Pendapatan Yusuf sehari-hari tidak menetap, tergantung banyak ikan yang di dapat saat melaut, terkadang juga jika suasana ombak kencang mereka berhenti, kemudian saat kapal tiba-tiba rusak dan tidak bisa di perbaiki, mereka juga harus berhenti mencari ikan. Pendapatan Yusuf sehari-harinya bisa dikisarkan Rp.200.000-350.000 paling banyak, terkadang bahkan di bawah Rp. 200.000. jika di totalkan Yusuf mendapat penghasilan perbulan sekitar Rp. 500.000 Uang sewa yang harus di berikan per/bulannya yaitu Rp. 75.000, Kemudian biaya Bensin untuk sekali melaut sekitar Rp.13.000 tak jarang Yusuf memberikan Rp. 20.000 kepada sang pemilik kapal penangkap ikan tersebut.
Tidak ada barang-barang berharga yang dimiliki keluarga Yusuf, hanya lampu yang menerangi rumah tersebut satu-satunya kepunyaan mereka. Rumah mereka dipenuhi oleh barang-barang seperti piring makan, gelas/cangkir dan lainnya, di karenakan keadaan rumah mereka sempit, sehingga semua terlihat menumpuk dan kotor, semua menyatu menjadi satu, dimana pakaian dan peralatan dapur dicampur menjadi satu, Eva hanya menyusun pakaian tersebut diatas satu kursi yang sudah tidak begitu bagus lagi, pakaian menjadi satu tumpukan di letakan diatas kursi tersebut, kemudian perlatan dapaur diletakan di sudut-sudut rumah tersebut, pemandangan yang sangat menyentuh hati ketika berkunjung kekediaman Yusuf, walau demikian Yusuf selalu berucap syukur atas nikmat yang telah diberikan oleh Tuhan.
Yusuf merupakan satu keluarga yang beruntung mendapatkan bantuan BLT dan Raskin dari pemerintah, terkadang seorang dermawan juga memberikan bantuan kepadanya saat sedang berkunjung ke daerah tersebut. Yusuf sangat mensyukuri hal tersebut dia merasa bahwa pemerintah membantu keberlangsungan hidupnya dan keluarganya. Raskin yang di dapatkan sangat membantu Yusuf dan Eva untuk memenuhi kebutuhan pokok mereka, BLT yang juga di dapatkan sangat membantu kehidupan mereka.

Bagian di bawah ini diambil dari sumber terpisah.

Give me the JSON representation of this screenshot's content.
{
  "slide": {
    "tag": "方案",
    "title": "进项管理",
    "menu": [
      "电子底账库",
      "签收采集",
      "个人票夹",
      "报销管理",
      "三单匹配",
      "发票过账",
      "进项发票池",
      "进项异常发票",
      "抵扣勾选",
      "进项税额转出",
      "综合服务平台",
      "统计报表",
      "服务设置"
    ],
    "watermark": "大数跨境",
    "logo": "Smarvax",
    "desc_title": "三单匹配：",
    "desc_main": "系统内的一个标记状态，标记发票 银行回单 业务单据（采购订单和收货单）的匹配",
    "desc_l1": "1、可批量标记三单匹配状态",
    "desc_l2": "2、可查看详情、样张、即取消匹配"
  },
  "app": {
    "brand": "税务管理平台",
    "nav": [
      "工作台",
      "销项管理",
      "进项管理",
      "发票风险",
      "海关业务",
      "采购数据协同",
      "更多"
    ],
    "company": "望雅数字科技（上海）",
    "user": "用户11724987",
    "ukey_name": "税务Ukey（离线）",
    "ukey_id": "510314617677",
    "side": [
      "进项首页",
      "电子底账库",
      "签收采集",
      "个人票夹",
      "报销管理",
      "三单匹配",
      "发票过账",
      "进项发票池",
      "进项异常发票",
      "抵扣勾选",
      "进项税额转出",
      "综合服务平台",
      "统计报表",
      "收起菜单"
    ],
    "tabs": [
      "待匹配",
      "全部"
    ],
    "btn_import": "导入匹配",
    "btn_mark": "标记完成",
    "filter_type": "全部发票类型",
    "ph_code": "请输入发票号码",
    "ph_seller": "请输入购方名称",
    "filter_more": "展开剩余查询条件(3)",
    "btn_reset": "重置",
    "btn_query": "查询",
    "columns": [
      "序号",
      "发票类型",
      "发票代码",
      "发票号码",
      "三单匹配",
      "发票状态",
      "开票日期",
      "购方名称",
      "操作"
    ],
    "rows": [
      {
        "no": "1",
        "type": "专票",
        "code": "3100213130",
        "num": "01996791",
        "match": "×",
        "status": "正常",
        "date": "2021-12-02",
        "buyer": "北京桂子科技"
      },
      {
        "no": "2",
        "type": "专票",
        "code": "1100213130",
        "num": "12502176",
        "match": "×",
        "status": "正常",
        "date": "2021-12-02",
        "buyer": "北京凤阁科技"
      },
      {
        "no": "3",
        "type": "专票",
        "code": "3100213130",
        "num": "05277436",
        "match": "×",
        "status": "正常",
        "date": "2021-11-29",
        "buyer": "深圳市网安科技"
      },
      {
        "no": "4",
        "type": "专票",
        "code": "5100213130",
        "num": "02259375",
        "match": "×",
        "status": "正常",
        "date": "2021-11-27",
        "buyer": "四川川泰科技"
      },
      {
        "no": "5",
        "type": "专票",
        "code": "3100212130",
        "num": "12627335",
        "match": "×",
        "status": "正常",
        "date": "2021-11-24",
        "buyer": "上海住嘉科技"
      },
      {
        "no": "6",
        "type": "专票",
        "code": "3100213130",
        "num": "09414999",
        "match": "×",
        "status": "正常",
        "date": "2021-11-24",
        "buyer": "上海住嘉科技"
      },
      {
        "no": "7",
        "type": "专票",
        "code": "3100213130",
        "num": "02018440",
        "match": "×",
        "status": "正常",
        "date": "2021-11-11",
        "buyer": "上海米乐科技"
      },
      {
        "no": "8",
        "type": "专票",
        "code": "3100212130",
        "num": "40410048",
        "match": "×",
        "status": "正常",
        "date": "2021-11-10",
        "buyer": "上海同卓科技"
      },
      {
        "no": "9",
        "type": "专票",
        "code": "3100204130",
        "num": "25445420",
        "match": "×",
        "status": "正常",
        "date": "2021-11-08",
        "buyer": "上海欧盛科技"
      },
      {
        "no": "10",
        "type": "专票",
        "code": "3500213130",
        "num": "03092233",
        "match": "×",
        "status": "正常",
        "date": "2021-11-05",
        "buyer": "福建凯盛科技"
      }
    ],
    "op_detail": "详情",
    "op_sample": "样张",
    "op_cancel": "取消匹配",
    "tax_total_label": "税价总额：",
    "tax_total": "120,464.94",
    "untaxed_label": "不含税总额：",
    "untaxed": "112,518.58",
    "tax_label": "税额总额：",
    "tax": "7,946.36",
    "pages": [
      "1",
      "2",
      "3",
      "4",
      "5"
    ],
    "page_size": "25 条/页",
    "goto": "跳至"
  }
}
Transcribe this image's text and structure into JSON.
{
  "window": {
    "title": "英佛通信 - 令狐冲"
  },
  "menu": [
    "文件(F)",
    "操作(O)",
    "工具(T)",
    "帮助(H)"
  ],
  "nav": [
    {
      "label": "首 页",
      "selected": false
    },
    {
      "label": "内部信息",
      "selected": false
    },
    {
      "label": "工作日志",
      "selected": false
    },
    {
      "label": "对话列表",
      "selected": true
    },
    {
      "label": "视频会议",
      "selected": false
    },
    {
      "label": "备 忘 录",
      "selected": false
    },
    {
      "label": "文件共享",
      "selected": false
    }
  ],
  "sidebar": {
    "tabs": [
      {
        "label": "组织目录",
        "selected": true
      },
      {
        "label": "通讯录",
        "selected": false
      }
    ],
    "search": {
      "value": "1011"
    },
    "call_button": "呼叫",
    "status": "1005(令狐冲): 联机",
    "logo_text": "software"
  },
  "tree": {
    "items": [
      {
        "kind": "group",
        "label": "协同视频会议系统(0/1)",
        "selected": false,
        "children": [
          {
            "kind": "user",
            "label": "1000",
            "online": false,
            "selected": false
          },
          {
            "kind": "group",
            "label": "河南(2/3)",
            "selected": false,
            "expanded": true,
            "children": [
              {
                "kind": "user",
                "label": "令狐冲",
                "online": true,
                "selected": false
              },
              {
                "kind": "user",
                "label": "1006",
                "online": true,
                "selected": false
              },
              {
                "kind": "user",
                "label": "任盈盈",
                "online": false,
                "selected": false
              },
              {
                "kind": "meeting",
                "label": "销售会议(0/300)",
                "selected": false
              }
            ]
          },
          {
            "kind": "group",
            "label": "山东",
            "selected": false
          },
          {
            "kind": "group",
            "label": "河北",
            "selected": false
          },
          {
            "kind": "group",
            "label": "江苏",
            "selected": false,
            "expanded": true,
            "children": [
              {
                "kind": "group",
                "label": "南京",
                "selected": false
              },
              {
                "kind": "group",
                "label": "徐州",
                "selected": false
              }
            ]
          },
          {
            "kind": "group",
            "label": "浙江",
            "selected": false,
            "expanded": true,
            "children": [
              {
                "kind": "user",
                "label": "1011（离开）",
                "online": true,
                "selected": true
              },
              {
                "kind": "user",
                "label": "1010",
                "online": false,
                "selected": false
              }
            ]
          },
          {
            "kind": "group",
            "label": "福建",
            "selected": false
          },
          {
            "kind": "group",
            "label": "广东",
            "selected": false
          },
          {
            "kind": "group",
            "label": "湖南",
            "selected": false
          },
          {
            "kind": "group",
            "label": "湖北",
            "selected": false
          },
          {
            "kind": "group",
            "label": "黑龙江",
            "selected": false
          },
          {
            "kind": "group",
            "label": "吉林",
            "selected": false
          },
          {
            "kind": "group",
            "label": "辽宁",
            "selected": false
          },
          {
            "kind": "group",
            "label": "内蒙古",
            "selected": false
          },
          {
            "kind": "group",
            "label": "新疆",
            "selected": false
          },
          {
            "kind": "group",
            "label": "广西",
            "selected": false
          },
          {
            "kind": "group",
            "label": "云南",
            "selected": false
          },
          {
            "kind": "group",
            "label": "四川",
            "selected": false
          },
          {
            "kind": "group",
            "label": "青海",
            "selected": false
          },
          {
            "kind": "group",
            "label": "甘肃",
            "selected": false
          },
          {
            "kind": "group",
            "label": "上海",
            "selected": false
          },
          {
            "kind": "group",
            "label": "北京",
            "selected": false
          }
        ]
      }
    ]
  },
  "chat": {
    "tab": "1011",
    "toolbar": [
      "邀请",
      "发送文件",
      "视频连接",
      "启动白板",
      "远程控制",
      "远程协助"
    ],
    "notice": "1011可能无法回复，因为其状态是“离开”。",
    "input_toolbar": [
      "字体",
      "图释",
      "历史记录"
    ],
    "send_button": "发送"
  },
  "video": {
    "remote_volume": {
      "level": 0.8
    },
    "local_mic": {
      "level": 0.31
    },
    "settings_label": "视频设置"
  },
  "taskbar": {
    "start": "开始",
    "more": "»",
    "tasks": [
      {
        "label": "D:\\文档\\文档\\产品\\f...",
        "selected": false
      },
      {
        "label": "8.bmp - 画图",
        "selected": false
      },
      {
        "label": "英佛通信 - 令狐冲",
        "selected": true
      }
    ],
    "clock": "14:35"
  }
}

Beberapa orang yang pernah datang ke daerah Kampung Nelayan juga pernah memberikan pakaian bekas yang masih layak untuk digunakan, untuk pakaian sendiri, ketika lebaran datang mereka akan membeli pakaian untuk putri sulung mereka dan membelikan kepada Farrel, Yusuf dan Eva tidak terlalu mengambil pusing tentang pakaian dan perabotan rumah, karena untuk memenuhi kebutuhan pokok saja, jika sudah terpenuhi maka mereka sudah bersyukur.
Eva yang juga mencari nafkah melalui kerja serabutan sebagai tukang cuci terkadang per harinya mendapatkan Rp 20.000-50.000. Jika dikumpulkan per bulan sekitar Rp 200.000, namun itu tidak berlangsung setiap hari, melainkan ketika ada orang yang menginginkan bantuan darinya karena Kampung Nelayan merupakan tempat bermukimnya penduduk kurang mampu, sehingga setiap keluarga bekerja sendiri tanpa mempekerjakan orang lain. Hanya saja ada beberapa diantara mereka yang kehidupan ekonominya lumayan baik, sehingga terkadang membutuhkan tukang cuci, saat seperti inilah Eva datang sebagai tukang cuci serabutan.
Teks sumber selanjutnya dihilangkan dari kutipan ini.